Personal information
- Born: 7 July 1981 (age 44) Trondheim, Norway

Sport
- Sport: Orienteering; Ski orienteering;
- Club: IFK Lidingö; Bækkelagets SK;

Medal record
Representing Norway
Men's orienteering
World Championships
| Silver medal – second place | 2015 Inverness | Sprint Relay |
| Silver medal – second place | 2015 Inverness | Relay |
World Cup
| Bronze medal – third place | 2004 | WC Overall |
World Games
| Bronze medal – third place | 2009 Kaohsiung | Mixed Relay |
European Championships
| Bronze medal – third place | 2006 Otepää | Relay |
| Bronze medal – third place | 2018 Cadempino | Mixed sprint relay |
Men's ski-orienteering
World Championships
| Silver medal – second place | 2004 Östersund | Relay |

= Øystein Kvaal Østerbø =

Norwegian orienteer (born 1981)

Øystein Kvaal Østerbø (born 7 July 1981) is a Norwegian orienteering and ski-orienteering competitor. He finished overall third in the Orienteering World Cup in 2004, and won a silver medal in the relay in the 2004 World Ski Orienteering Championships. He has competed in all fifteen World Orienteering Championships since his debut in 2004 until 2018, obtaining his first two medals in Inverness in 2015; in the relay and mixed sprint relay, respectively. His best individual achievements are fourth places in the sprint in 2005 and 2010.

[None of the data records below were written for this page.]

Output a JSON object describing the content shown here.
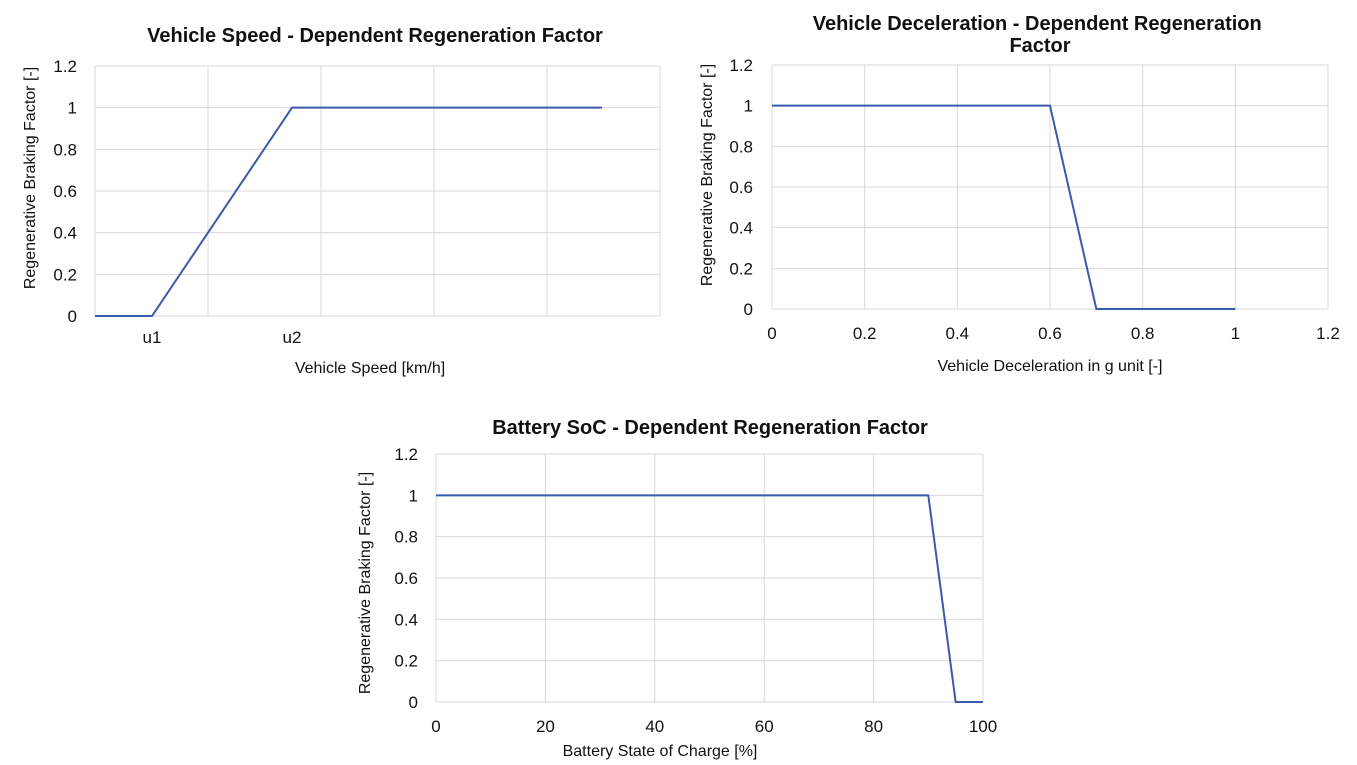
{
  "chart_data": [
    {
      "type": "line",
      "title": "Vehicle Speed - Dependent Regeneration Factor",
      "xlabel": "Vehicle Speed [km/h]",
      "ylabel": "Regenerative Braking Factor [-]",
      "x_ticks": [
        "u1",
        "u2"
      ],
      "ylim": [
        0,
        1.2
      ],
      "y_ticks": [
        "0",
        "0.2",
        "0.4",
        "0.6",
        "0.8",
        "1",
        "1.2"
      ],
      "grid": true,
      "series": [
        {
          "color": "#3a5ba9",
          "points": [
            [
              "start",
              0
            ],
            [
              "u1",
              0
            ],
            [
              "u2",
              1
            ],
            [
              "end",
              1
            ]
          ]
        }
      ]
    },
    {
      "type": "line",
      "title": "Vehicle Deceleration - Dependent Regeneration Factor",
      "xlabel": "Vehicle Deceleration in g unit [-]",
      "ylabel": "Regenerative Braking Factor [-]",
      "xlim": [
        0,
        1.2
      ],
      "x_ticks": [
        "0",
        "0.2",
        "0.4",
        "0.6",
        "0.8",
        "1",
        "1.2"
      ],
      "ylim": [
        0,
        1.2
      ],
      "y_ticks": [
        "0",
        "0.2",
        "0.4",
        "0.6",
        "0.8",
        "1",
        "1.2"
      ],
      "grid": true,
      "series": [
        {
          "color": "#3a5ba9",
          "x": [
            0,
            0.6,
            0.7,
            1
          ],
          "y": [
            1,
            1,
            0,
            0
          ]
        }
      ]
    },
    {
      "type": "line",
      "title": "Battery SoC - Dependent Regeneration Factor",
      "xlabel": "Battery State of Charge [%]",
      "ylabel": "Regenerative Braking Factor [-]",
      "xlim": [
        0,
        100
      ],
      "x_ticks": [
        "0",
        "20",
        "40",
        "60",
        "80",
        "100"
      ],
      "ylim": [
        0,
        1.2
      ],
      "y_ticks": [
        "0",
        "0.2",
        "0.4",
        "0.6",
        "0.8",
        "1",
        "1.2"
      ],
      "grid": true,
      "series": [
        {
          "color": "#3a5ba9",
          "x": [
            0,
            90,
            95,
            100
          ],
          "y": [
            1,
            1,
            0,
            0
          ]
        }
      ]
    }
  ]
}
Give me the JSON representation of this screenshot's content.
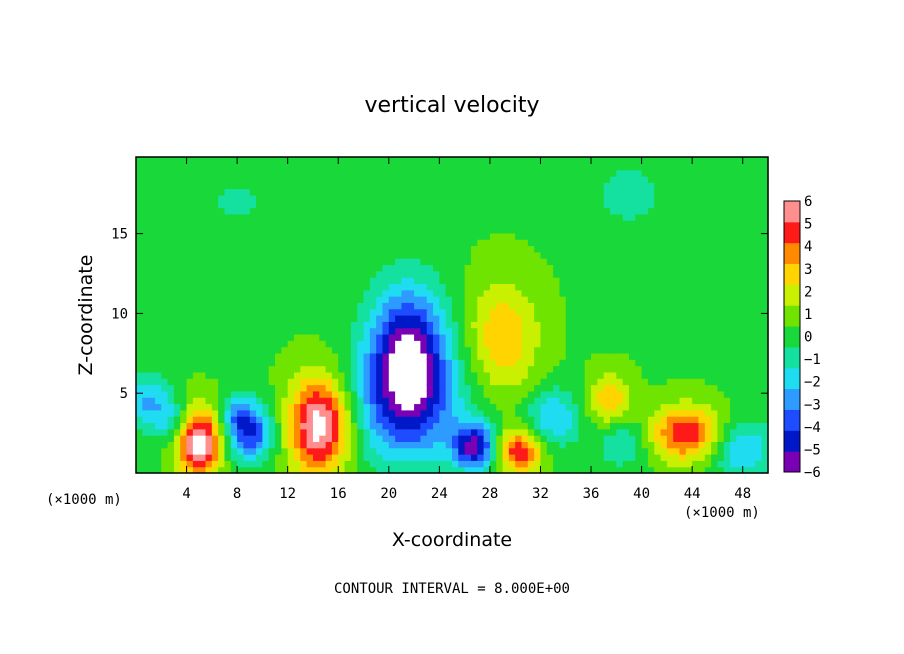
{
  "chart_data": {
    "type": "heatmap",
    "title": "vertical velocity",
    "xlabel": "X-coordinate",
    "ylabel": "Z-coordinate",
    "x_unit": "(×1000 m)",
    "y_unit": "(×1000 m)",
    "xlim": [
      0,
      50
    ],
    "ylim": [
      0,
      19.8
    ],
    "x_ticks": [
      4,
      8,
      12,
      16,
      20,
      24,
      28,
      32,
      36,
      40,
      44,
      48
    ],
    "y_ticks": [
      5,
      10,
      15
    ],
    "colorbar": {
      "levels": [
        -6,
        -5,
        -4,
        -3,
        -2,
        -1,
        0,
        1,
        2,
        3,
        4,
        5,
        6
      ],
      "colors": [
        "#7a00b5",
        "#0018c8",
        "#1d4dff",
        "#2d9bff",
        "#20dcf0",
        "#14e0a0",
        "#19d83a",
        "#6ee400",
        "#c8f000",
        "#ffd400",
        "#ff8a00",
        "#ff1a1a",
        "#ff8f8f"
      ]
    },
    "background_value": 0.4,
    "features": [
      {
        "x": 1,
        "z": 4.5,
        "value": -3,
        "sx": 1.2,
        "sz": 1.3
      },
      {
        "x": 3,
        "z": 3.3,
        "value": -2,
        "sx": 1.0,
        "sz": 1.0
      },
      {
        "x": 5,
        "z": 1.9,
        "value": 7,
        "sx": 1.2,
        "sz": 1.5
      },
      {
        "x": 9,
        "z": 2.6,
        "value": -5,
        "sx": 1.3,
        "sz": 1.3
      },
      {
        "x": 8,
        "z": 3.8,
        "value": -2,
        "sx": 0.8,
        "sz": 0.8
      },
      {
        "x": 14.5,
        "z": 3.0,
        "value": 7,
        "sx": 1.7,
        "sz": 2.1
      },
      {
        "x": 21.5,
        "z": 7.3,
        "value": -7,
        "sx": 2.2,
        "sz": 3.0
      },
      {
        "x": 21.5,
        "z": 3.8,
        "value": -3,
        "sx": 3.5,
        "sz": 2.5
      },
      {
        "x": 26.8,
        "z": 1.7,
        "value": -6,
        "sx": 1.2,
        "sz": 1.0
      },
      {
        "x": 30.3,
        "z": 1.4,
        "value": 5,
        "sx": 1.3,
        "sz": 1.0
      },
      {
        "x": 29,
        "z": 8.5,
        "value": 3,
        "sx": 2.0,
        "sz": 2.5
      },
      {
        "x": 33,
        "z": 3.5,
        "value": -3,
        "sx": 1.5,
        "sz": 1.3
      },
      {
        "x": 37.5,
        "z": 4.5,
        "value": 3,
        "sx": 1.2,
        "sz": 1.2
      },
      {
        "x": 38.5,
        "z": 2.0,
        "value": -2,
        "sx": 1.5,
        "sz": 1.2
      },
      {
        "x": 43.5,
        "z": 2.5,
        "value": 5,
        "sx": 2.0,
        "sz": 1.2
      },
      {
        "x": 48,
        "z": 1.5,
        "value": -3,
        "sx": 1.8,
        "sz": 1.3
      },
      {
        "x": 39,
        "z": 17.5,
        "value": -1.5,
        "sx": 2.0,
        "sz": 1.5
      },
      {
        "x": 8,
        "z": 17,
        "value": -1,
        "sx": 3.0,
        "sz": 2.0
      }
    ],
    "contour_interval_text": "CONTOUR INTERVAL = 8.000E+00"
  }
}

==World cup, orienteering==
Østerbø finished third overall at the 2004 Orienteering World Cup, with a total score of 207 points (same score as Russian Andrey Khramov who finished second). He was ranked 7th in the World Cup 2005.

==European championships==
He received a bronze medal in relay at the European Orienteering Championships in 2006 in Otepää.

In 2008 in Ventspils he made a small mistake that cost him the medal in the sprint distance, where he finished 8th but missed the bronze medal by only eleven seconds.

==National championships==
He became Norwegian champion in night orienteering in 2006.

==Ski orienteering==
Østerbø participated on the Norwegian team that received a silver medal at the World Ski Orienteering Championships in 2004, together with Anders Hauge, Eivind Tonna and Tommy Olsen. At this championship he finished 8th in the sprint distance and 6th in the middle distance.